Prep 30 mins
Cook 20 mins
This tastes so much like the real thing that my brother-in-law was shocked that I was eating it because he thought it was meat. When you freeze and then thaw the tofu it will easily crumble into chewy little meat like pieces. I will post the mushroom gravy recipe separately as well because it's awesome on it's own. I make that regularly and serve it on everything. Originally from Sundays at Moosewood, although it was passed to me from someone else. I don't have the original book to verify the recipe.
- 1 lb firm tofu, frozen, thawed, pressed and shredded
- 4 large potatoes, peeled and cut
- 3 tablespoons margarine
- 1⁄2 cup soymilk
- 1 large onion, chopped
- 2 tablespoons vegetable oil
- 1⁄4 teaspoon ground thyme
- 1⁄2 teaspoon ground coriander
- 1⁄2 cup walnuts, toasted and chopped
- 1⁄2 lemon juice (about 1 T.)
- 2 tablespoons tamari soy sauce
- 2 tablespoons vegetable oil
- 1 lb mushroom, sliced
- 6 tablespoons tamari soy sauce
- 3 cups hot water (from potatoes)
- 4 tablespoons cornstarch, dissolved in 1/2 c. water
- Freeze tofu over night, then thaw, press out excess liquid and break into small pieces.

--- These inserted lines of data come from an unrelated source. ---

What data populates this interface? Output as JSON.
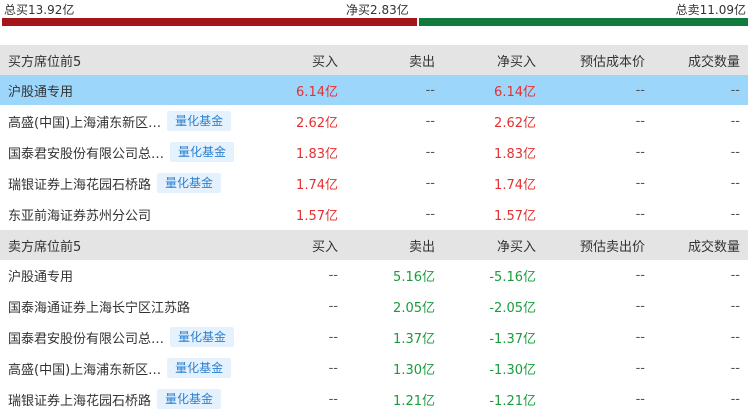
{
  "summary": {
    "total_buy": "总买13.92亿",
    "net_buy": "净买2.83亿",
    "total_sell": "总卖11.09亿",
    "buy_fraction": 0.557
  },
  "buy_section": {
    "headers": [
      "买方席位前5",
      "买入",
      "卖出",
      "净买入",
      "预估成本价",
      "成交数量"
    ],
    "rows": [
      {
        "name": "沪股通专用",
        "badge": "",
        "buy": "6.14亿",
        "sell": "--",
        "net": "6.14亿",
        "est": "--",
        "vol": "--"
      },
      {
        "name": "高盛(中国)上海浦东新区…",
        "badge": "量化基金",
        "buy": "2.62亿",
        "sell": "--",
        "net": "2.62亿",
        "est": "--",
        "vol": "--"
      },
      {
        "name": "国泰君安股份有限公司总…",
        "badge": "量化基金",
        "buy": "1.83亿",
        "sell": "--",
        "net": "1.83亿",
        "est": "--",
        "vol": "--"
      },
      {
        "name": "瑞银证券上海花园石桥路",
        "badge": "量化基金",
        "buy": "1.74亿",
        "sell": "--",
        "net": "1.74亿",
        "est": "--",
        "vol": "--"
      },
      {
        "name": "东亚前海证券苏州分公司",
        "badge": "",
        "buy": "1.57亿",
        "sell": "--",
        "net": "1.57亿",
        "est": "--",
        "vol": "--"
      }
    ]
  },
  "sell_section": {
    "headers": [
      "卖方席位前5",
      "买入",
      "卖出",
      "净买入",
      "预估卖出价",
      "成交数量"
    ],
    "rows": [
      {
        "name": "沪股通专用",
        "badge": "",
        "buy": "--",
        "sell": "5.16亿",
        "net": "-5.16亿",
        "est": "--",
        "vol": "--"
      },
      {
        "name": "国泰海通证券上海长宁区江苏路",
        "badge": "",
        "buy": "--",
        "sell": "2.05亿",
        "net": "-2.05亿",
        "est": "--",
        "vol": "--"
      },
      {
        "name": "国泰君安股份有限公司总…",
        "badge": "量化基金",
        "buy": "--",
        "sell": "1.37亿",
        "net": "-1.37亿",
        "est": "--",
        "vol": "--"
      },
      {
        "name": "高盛(中国)上海浦东新区…",
        "badge": "量化基金",
        "buy": "--",
        "sell": "1.30亿",
        "net": "-1.30亿",
        "est": "--",
        "vol": "--"
      },
      {
        "name": "瑞银证券上海花园石桥路",
        "badge": "量化基金",
        "buy": "--",
        "sell": "1.21亿",
        "net": "-1.21亿",
        "est": "--",
        "vol": "--"
      }
    ]
  },
  "colors": {
    "buy": "#e53030",
    "sell": "#1a9c3c",
    "highlight_row": "#9dd6fb",
    "badge_text": "#2b7fd0"
  }
}
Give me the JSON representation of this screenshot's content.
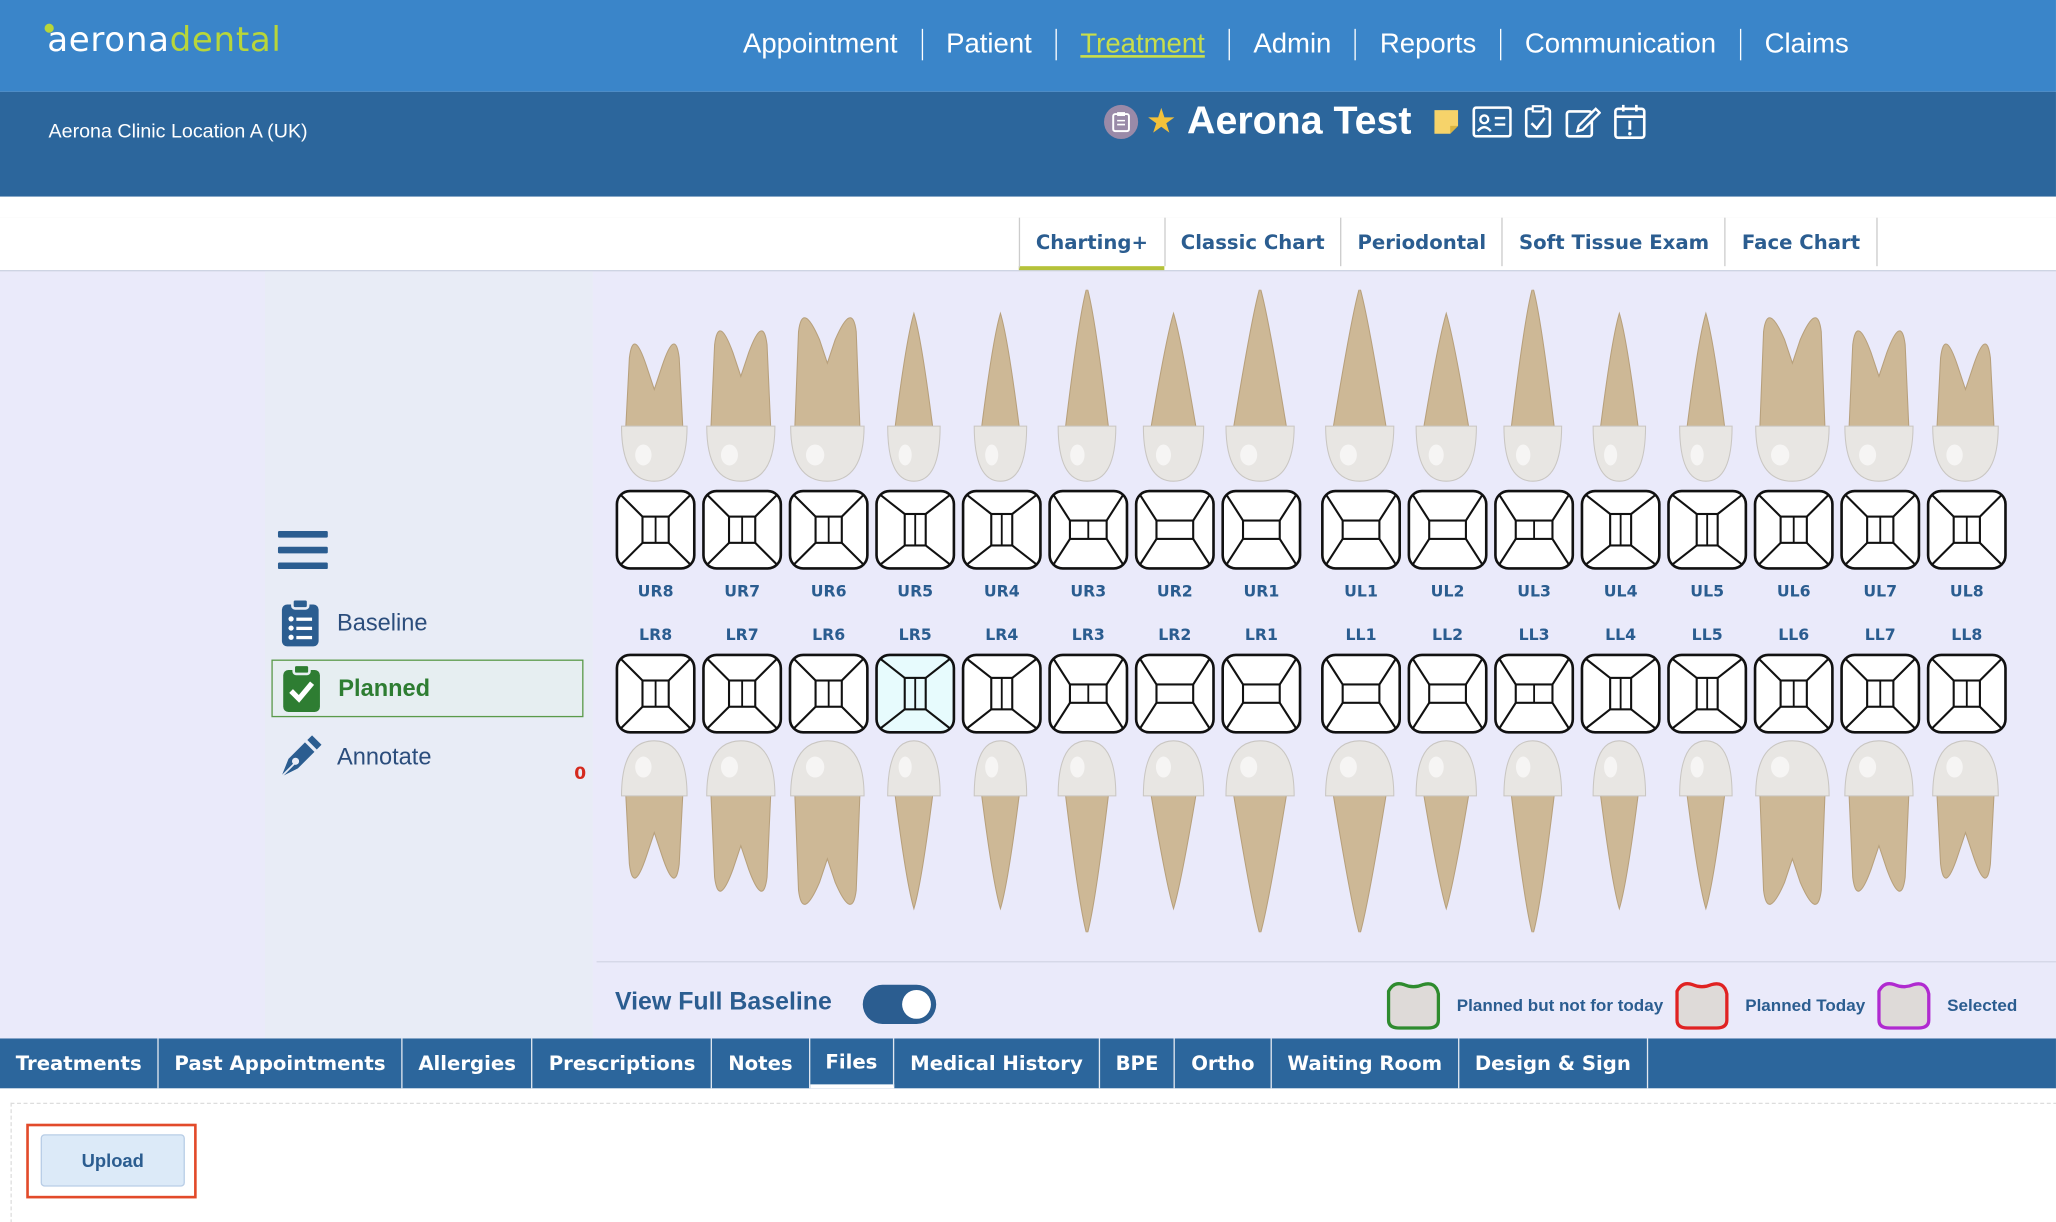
{
  "brand": {
    "part1": "aerona",
    "part2": "dental"
  },
  "nav": [
    {
      "label": "Appointment",
      "active": false
    },
    {
      "label": "Patient",
      "active": false
    },
    {
      "label": "Treatment",
      "active": true
    },
    {
      "label": "Admin",
      "active": false
    },
    {
      "label": "Reports",
      "active": false
    },
    {
      "label": "Communication",
      "active": false
    },
    {
      "label": "Claims",
      "active": false
    }
  ],
  "location": "Aerona Clinic Location A (UK)",
  "patient": {
    "name": "Aerona Test",
    "icons": [
      "clipboard-badge-icon",
      "star-icon",
      "sticky-note-icon",
      "id-card-icon",
      "clipboard-check-icon",
      "edit-icon",
      "calendar-alert-icon"
    ]
  },
  "chart_tabs": [
    {
      "label": "Charting+",
      "active": true
    },
    {
      "label": "Classic Chart",
      "active": false
    },
    {
      "label": "Periodontal",
      "active": false
    },
    {
      "label": "Soft Tissue Exam",
      "active": false
    },
    {
      "label": "Face Chart",
      "active": false
    }
  ],
  "modes": {
    "baseline": "Baseline",
    "planned": "Planned",
    "annotate": "Annotate",
    "annotate_count": "0"
  },
  "teeth": {
    "upper": [
      "UR8",
      "UR7",
      "UR6",
      "UR5",
      "UR4",
      "UR3",
      "UR2",
      "UR1",
      "UL1",
      "UL2",
      "UL3",
      "UL4",
      "UL5",
      "UL6",
      "UL7",
      "UL8"
    ],
    "lower": [
      "LR8",
      "LR7",
      "LR6",
      "LR5",
      "LR4",
      "LR3",
      "LR2",
      "LR1",
      "LL1",
      "LL2",
      "LL3",
      "LL4",
      "LL5",
      "LL6",
      "LL7",
      "LL8"
    ],
    "highlighted": "LR5"
  },
  "view_full_baseline": {
    "label": "View Full Baseline",
    "on": true
  },
  "legend": [
    {
      "label": "Planned but not for today",
      "color": "#2e8b2e"
    },
    {
      "label": "Planned Today",
      "color": "#e02222"
    },
    {
      "label": "Selected",
      "color": "#b02ad0"
    }
  ],
  "bottom_tabs": [
    {
      "label": "Treatments",
      "active": false
    },
    {
      "label": "Past Appointments",
      "active": false
    },
    {
      "label": "Allergies",
      "active": false
    },
    {
      "label": "Prescriptions",
      "active": false
    },
    {
      "label": "Notes",
      "active": false
    },
    {
      "label": "Files",
      "active": true
    },
    {
      "label": "Medical History",
      "active": false
    },
    {
      "label": "BPE",
      "active": false
    },
    {
      "label": "Ortho",
      "active": false
    },
    {
      "label": "Waiting Room",
      "active": false
    },
    {
      "label": "Design & Sign",
      "active": false
    }
  ],
  "files": {
    "upload_label": "Upload"
  },
  "colors": {
    "topbar": "#3a85c9",
    "subbar": "#2c669c",
    "accent": "#c9de4a",
    "planned": "#2e7d32"
  }
}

- Potato Layer: Put potatoes in pan with just enough water to cover. Bring to a boil, then turn down heat and simmer until soft (about 20 minutes). Drain potatoes saving the starchy water for the mushroom gravy if possible. Mash potatoes with margarine, soy milk and salt to taste and set aside.
- Tofu Layer: Saute chopped onion in 2 T. oil with thyme, coriander and pepper until onions are translucent. Add chopped walnuts and shredded tofu. When heated through, stir in lemon juice and tamari. Remove from heat and set aside.
- Mushroom Gravy: Saute mushrooms, tamari and black pepper in 2 T. oil. Cook until they express most of their liquid. Add the potato water and bring to a boil. Slowly add the cornstarch mixture and cook at a low boil, continuing to stir until the gravy is thick and clear. Adjust spices if necessary.
- Putting it together: Spread tofu mixture evenly on the bottom of a casserole dish. Pour half of the mushroom gravy mixture on top (reserve the rest to serve with the meal). Spread the potatoes evenly on top of the tofu, mushroom mixture.
- Bake at 400 for 15-20 minutes or until the top starts to brown.
- Use the rest of the mushroom gravy to spoon on top of each serving.
This was fantastic and so easy to prepare. I pulsed the mushroom gravy as one of my diners doesn't care for large pieces of mushrooms but loves mushroom sauce. I also added some mixed veggies to the tofu mixture. The shredded tofu has a good, meaty texture. Made for PAC Spring 12
Good! I found it was best the day prepared the leftovers got a little watery. The gravy was excellent. I liked the tofu preparation and want to make it again adding taco seasoning for tacos. Thanks for sharing the recipe.
Very yummy! i added some green beans and carrots because i needed to use them up. Turned out great!